Switching from #6 fuel oil to natural gas slightly decreases boiler thermal efficiency requiring additional boiler heat input to achieve the same electrical output, Hixon explained. The additional heat input is achieved by increasing fuel flow and combustion air supplied by FD fans. After testing the existing FD fans and considering options for increasing combustion air, PEF decided the existing fans were not capable of providing sufficient air.
PEF continues to expect that both Unit 1 and Unit 2 will be fully converted to natural gas in late 2013. But, installation of the FD fans will be not be completed until early in the second quarter of 2014 due to long lead time involved to purchase necessary equipment.

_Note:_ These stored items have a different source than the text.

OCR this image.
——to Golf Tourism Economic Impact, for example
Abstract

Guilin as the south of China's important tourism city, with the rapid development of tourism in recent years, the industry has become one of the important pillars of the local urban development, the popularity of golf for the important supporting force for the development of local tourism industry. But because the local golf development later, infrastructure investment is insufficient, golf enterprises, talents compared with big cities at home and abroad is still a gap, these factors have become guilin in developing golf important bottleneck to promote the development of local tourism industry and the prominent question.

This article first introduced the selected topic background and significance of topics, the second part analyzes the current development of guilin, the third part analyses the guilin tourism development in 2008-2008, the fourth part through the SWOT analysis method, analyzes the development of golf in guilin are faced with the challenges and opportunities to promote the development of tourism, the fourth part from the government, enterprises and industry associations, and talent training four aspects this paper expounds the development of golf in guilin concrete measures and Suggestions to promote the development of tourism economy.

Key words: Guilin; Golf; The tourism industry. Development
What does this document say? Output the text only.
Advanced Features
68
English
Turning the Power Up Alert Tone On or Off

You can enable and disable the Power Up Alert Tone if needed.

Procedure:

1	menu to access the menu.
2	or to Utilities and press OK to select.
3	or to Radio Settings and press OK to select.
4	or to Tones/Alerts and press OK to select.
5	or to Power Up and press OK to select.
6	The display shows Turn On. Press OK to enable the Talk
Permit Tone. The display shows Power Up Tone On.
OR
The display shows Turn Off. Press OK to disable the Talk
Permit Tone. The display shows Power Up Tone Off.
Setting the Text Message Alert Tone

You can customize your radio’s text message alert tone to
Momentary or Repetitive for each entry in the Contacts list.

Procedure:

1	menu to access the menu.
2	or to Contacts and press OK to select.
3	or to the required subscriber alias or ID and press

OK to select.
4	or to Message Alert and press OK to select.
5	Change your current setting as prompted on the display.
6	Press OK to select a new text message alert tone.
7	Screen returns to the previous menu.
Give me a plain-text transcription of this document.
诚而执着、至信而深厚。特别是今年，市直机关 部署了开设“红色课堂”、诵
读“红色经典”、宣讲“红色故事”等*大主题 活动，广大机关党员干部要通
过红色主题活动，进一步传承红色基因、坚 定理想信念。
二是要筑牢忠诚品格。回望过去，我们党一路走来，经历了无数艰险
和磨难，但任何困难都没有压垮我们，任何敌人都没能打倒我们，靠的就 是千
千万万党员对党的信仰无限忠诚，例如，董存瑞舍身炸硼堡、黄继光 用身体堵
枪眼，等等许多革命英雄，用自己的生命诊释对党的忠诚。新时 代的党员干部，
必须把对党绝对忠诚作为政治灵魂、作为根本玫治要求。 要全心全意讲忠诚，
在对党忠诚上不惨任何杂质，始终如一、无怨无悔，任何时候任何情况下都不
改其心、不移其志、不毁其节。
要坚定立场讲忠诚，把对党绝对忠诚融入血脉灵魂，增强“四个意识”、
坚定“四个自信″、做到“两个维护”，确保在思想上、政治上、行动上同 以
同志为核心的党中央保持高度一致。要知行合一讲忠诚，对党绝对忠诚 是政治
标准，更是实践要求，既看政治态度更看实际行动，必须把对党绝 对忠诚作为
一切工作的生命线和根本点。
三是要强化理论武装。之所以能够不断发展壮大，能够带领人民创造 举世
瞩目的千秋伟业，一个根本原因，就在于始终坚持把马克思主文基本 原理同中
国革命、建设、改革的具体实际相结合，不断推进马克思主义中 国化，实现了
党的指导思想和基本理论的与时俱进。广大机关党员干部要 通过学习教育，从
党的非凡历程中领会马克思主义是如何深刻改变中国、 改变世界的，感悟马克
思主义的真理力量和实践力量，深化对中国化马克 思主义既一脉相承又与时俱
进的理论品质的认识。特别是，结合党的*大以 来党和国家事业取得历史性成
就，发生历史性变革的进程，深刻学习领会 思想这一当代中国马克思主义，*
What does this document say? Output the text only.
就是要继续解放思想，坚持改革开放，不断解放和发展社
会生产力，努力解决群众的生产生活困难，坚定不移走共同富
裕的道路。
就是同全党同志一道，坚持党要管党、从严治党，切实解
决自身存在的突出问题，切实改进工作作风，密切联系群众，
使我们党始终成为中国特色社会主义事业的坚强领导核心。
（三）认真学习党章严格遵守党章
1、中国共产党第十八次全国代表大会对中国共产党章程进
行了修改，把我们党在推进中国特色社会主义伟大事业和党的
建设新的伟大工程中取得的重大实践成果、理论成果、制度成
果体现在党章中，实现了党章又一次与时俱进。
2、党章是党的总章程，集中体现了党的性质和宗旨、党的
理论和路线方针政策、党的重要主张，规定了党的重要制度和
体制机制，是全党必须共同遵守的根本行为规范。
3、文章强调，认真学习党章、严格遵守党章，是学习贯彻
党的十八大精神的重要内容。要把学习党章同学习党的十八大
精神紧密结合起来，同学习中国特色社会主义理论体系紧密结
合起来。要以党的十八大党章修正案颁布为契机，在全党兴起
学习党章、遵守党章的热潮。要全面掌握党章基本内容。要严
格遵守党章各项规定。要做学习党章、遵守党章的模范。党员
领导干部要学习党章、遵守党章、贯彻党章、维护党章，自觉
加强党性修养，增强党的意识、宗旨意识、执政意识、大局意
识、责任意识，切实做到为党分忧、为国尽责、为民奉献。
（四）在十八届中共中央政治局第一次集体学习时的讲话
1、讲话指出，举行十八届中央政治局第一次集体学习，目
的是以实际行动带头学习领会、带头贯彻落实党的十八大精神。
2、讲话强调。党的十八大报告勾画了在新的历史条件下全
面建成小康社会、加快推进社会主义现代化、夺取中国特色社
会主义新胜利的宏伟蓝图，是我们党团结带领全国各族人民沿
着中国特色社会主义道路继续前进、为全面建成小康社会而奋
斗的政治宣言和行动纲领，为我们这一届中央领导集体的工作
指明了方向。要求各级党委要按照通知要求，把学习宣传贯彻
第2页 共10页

PEF needed to conduct detailed engineering analysis to verify that FD fan system installation would be an effective and feasible solution, and the time needed to complete the analysis precluded ordering equipment to support a 2013 installation. Each unit will be placed into service as it is converted to natural gas, however, maximum output of each unit cannot be achieved until the new FD fans are installed.
The Florida commission in August 2012 approved the conversion of Anclote to 100% natural gas. Anclote Units 1-2 currently have a maximum summer rating of 500 MW and 510 MW, respectively. The current natural gas firing capability for each unit is limited to 40% of the total heat input. Because the balance of the heat input is from heavy fuel oil, the units would be subject to MATS limits for oil-fired electric generating units. However, PEF has determined that the most cost-effective compliance option is to convert the units to fire 100% natural gas and thereby remove the units from MATS regulation.
PEF to shut Crystal 1-2 coal units, though a brief extension possible on new coal
Also, in companion April 1 testimony, Benjamin Borsch, employed by the Integrated Resource Planning and Analytics Department of PEF as Director of Integrated Resource Planning and Analytics for Florida, said the company has decided to retire, not retrofit, the coal-fired Units 1-2 at the Crystal River power plant. The coal-fired Units 4-5 at Crystal River are newer, bigger and have gotten emissions retrofits in recent years that will keep them running for the long term. The nuclear Unit 3 is shut and about to be permanently retired.
“PEF cannot continue to operate the Crystal River Units 1 and 2 without implementation of additional measures to bring the units into compliance with MATS,” Borsch noted. “Accordingly, the two main options that PEF considered were: (1) installing new emission control systems to reduce NOx, SO2 and mercury emissions; and (2) retiring the units and replacing the generation.”
To determine the most cost-effective compliance option for CR 1 and 2, PEF conducted a lifecycle cost analysis of all costs associated with both options. PEF focused on the comparative economics of a scenario in which Crystal River Units 1 and 2 continue to operate through 2041, equipped with significant life extension upgrades, state of the art emission control systems and a long term supply of low cost coal, versus a scenario where the units are retired in 2016.
PEF has decided that installing emission controls at Crystal River Units 1 and 2 is not the most cost-effective option to achieve MATS compliance. PEF is evaluating alternative fuel options that would allow Crystal River Units 1 and 2 to continue operating in compliance with MATS for a limited period of time. PEF plans to schedule and obtain permits for operational tests in 2013 to determine how the units perform with unnamed, alternative coals. If these tests are successful, it may be possible for PEF to extend Crystal River Units 1 and 2 operations to the 2018-2020 timeframe while still being in compliance with MATS.
MATS first takes effect in April 2015, with two one-year extensions of that deadline possible under certain circumstances.
Said an April 1 environmental plan update filed with the commission along with this testimony: “If the Company elects to shut down Crystal River Units 1 and 2, there are a variety of power resource options under consideration to address the timing and scope of replacement power needs, including both purchased power and self build options. Shutting down Crystal River Units 1 and 2 eliminates roughly 900 MW of coal-fired baseload generation which will ultimately need to be replaced to meet reliability and economic needs on the system. Specific recommendations for replacement power are actively being developed and pursued by the Company’s planning and development teams. For the purposes of the long term comparative economic evaluation of alternatives, the replacement capacity and energy is assumed to be a blend of natural gas combined cycle and peaking energy which is reasonable for planning purposes and representative of the options PEF is pursuing.”
Here are net generating capacity, plus projected capacity factors and coal burn figures for each Crystal River coal unit in 2013, as previously filed by the company with the commission.
- Unit 1, 376 MW, 11.4% capacity factor, 165,226 tons of coal burn;
- Unit 2, 497 MW, 24% capacity factor, 459,548 tons of coal burn;
- Unit 4, 727 MW, 67% capacity factor, 1.87 million tons of coal burn; and
- Unit 5, 706 MW, 70.2% capacity factor, 1.93 million tons of coal burn.